Stéphane, however, took a special interest in the vines, and left to study winemaking in Bordeaux and other parts of the Loire before returning home to take over when his parents retired in 1994. Since then, Guion has focused primarily on vine-growing and winemaking, farming nearly 10 ha of vineyards (9.5 ha/23 acres of Cabernet Franc and 0.3 ha/0.7 acre of a new planting of Chenin Blanc), the Franc vines aged from 10 to 80 years. He’s remained committed to organic farming (certified by Ecocert) and has embraced biodynamics as well (Demeter-certified in 2021). The older vines go into Cuvée des Deux Monts and Cuvée Prestige/Authentique; the younger go into the Candide (formerly called simply Domaine). Both wines get the same care in the vineyard and winery, with ambient-yeast ferments and only very little added SO2. He stores his bottles  in a cool, damp 5-km labyrinth of caves dug into the limestone under Benais that was once a quarry and later a mushroom farm; it is now shared among 10 wine producers.

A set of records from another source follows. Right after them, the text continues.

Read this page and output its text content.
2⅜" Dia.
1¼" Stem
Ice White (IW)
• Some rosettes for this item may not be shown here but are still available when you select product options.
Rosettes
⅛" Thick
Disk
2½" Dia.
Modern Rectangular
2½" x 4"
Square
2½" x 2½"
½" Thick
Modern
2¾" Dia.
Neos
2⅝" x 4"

Stéphane Guion tasting wine in his cellar.

How the wine can be so good and sell for so little is the real question – one I asked David Lillie of Chambers Street Wines, who was the first person in the US to sell his wines, back in 2009. ‘He's very quiet and shy, not one of the Loire Valley hipsters at all, sort of a crew-cut, youthful look’, he told me. ‘Every year I tell him how great his wines are and he just blushes. And I tell him to raise his prices which are insanely low given his work and the quality of the wines.’

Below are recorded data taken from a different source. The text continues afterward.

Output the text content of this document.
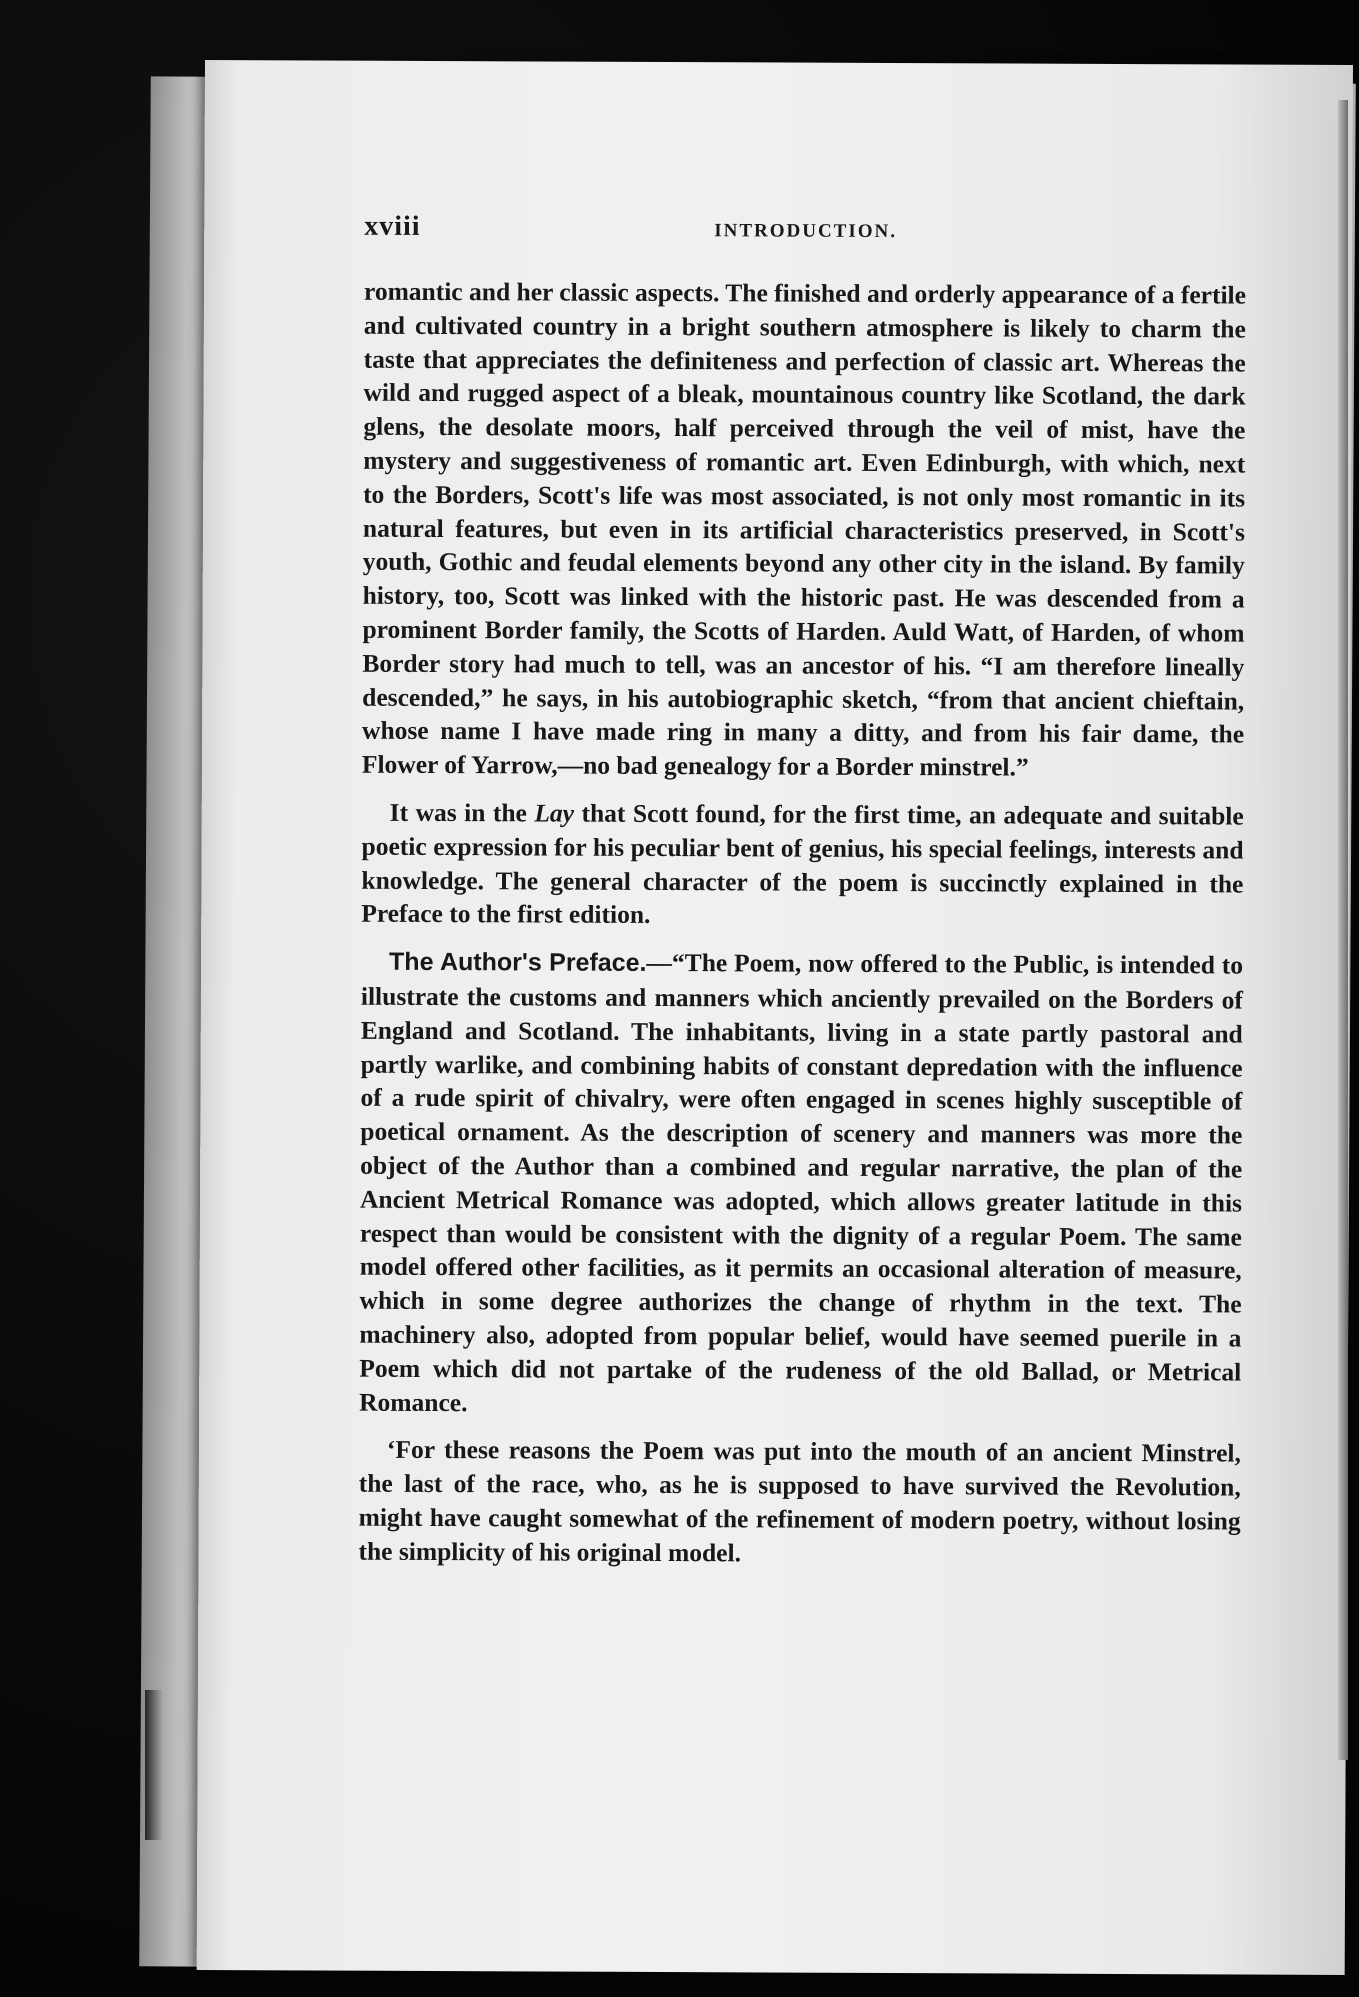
xviii	INTRODUCTION.

romantic and her classic aspects. The finished and orderly appearance of a fertile and cultivated country in a bright southern atmosphere is likely to charm the taste that appreciates the definiteness and perfection of classic art. Whereas the wild and rugged aspect of a bleak, mountainous country like Scotland, the dark glens, the desolate moors, half perceived through the veil of mist, have the mystery and suggestiveness of romantic art. Even Edinburgh, with which, next to the Borders, Scott's life was most associated, is not only most romantic in its natural features, but even in its artificial characteristics preserved, in Scott's youth, Gothic and feudal elements beyond any other city in the island. By family history, too, Scott was linked with the historic past. He was descended from a prominent Border family, the Scotts of Harden. Auld Watt, of Harden, of whom Border story had much to tell, was an ancestor of his. “I am therefore lineally descended,” he says, in his autobiographic sketch, “from that ancient chieftain, whose name I have made ring in many a ditty, and from his fair dame, the Flower of Yarrow,—no bad genealogy for a Border minstrel.”

It was in the Lay that Scott found, for the first time, an adequate and suitable poetic expression for his peculiar bent of genius, his special feelings, interests and knowledge. The general character of the poem is succinctly explained in the Preface to the first edition.

The Author's Preface.—“The Poem, now offered to the Public, is intended to illustrate the customs and manners which anciently prevailed on the Borders of England and Scotland. The inhabitants, living in a state partly pastoral and partly warlike, and combining habits of constant depredation with the influence of a rude spirit of chivalry, were often engaged in scenes highly susceptible of poetical ornament. As the description of scenery and manners was more the object of the Author than a combined and regular narrative, the plan of the Ancient Metrical Romance was adopted, which allows greater latitude in this respect than would be consistent with the dignity of a regular Poem. The same model offered other facilities, as it permits an occasional alteration of measure, which in some degree authorizes the change of rhythm in the text. The machinery also, adopted from popular belief, would have seemed puerile in a Poem which did not partake of the rudeness of the old Ballad, or Metrical Romance.

‘For these reasons the Poem was put into the mouth of an ancient Minstrel, the last of the race, who, as he is supposed to have survived the Revolution, might have caught somewhat of the refinement of modern poetry, without losing the simplicity of his original model.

When I asked Guion, his answer was quite straightforward: ‘We have always charged reasonable prices because I think wine is meant to be shared!! [And] by as many people as possible and not reserved for certain people.’

To that end, Guion exports 70% of his production, selling it everywhere from Ontario and Manitoba in Canada to Japan, Switzerland, Ireland, Portugal, Belgium, the Netherlands, Denmark and Austria. In the US, the wine is imported by Fruit of the Vine, NY, and Percy Selections, CA, among others; in the UK, it is imported by Indigo Wines.

Guion Candide bottle

The only caveat is that Guion doesn’t make a lot of wine, and those in the know tend to snap up the bottles as soon as they land. But if you miss out on the 2020, the 2022 is coming in soon, and Guion recently introduced a traditional-method Cabernet Franc-based sparkling wine he calls Bête de Benais, a play on the bête de Benais, a wolf-like creature that terrorised the countryside in the 1690s, which is sure to keep your thirst slaked until the next shipment of Cuvée Candide.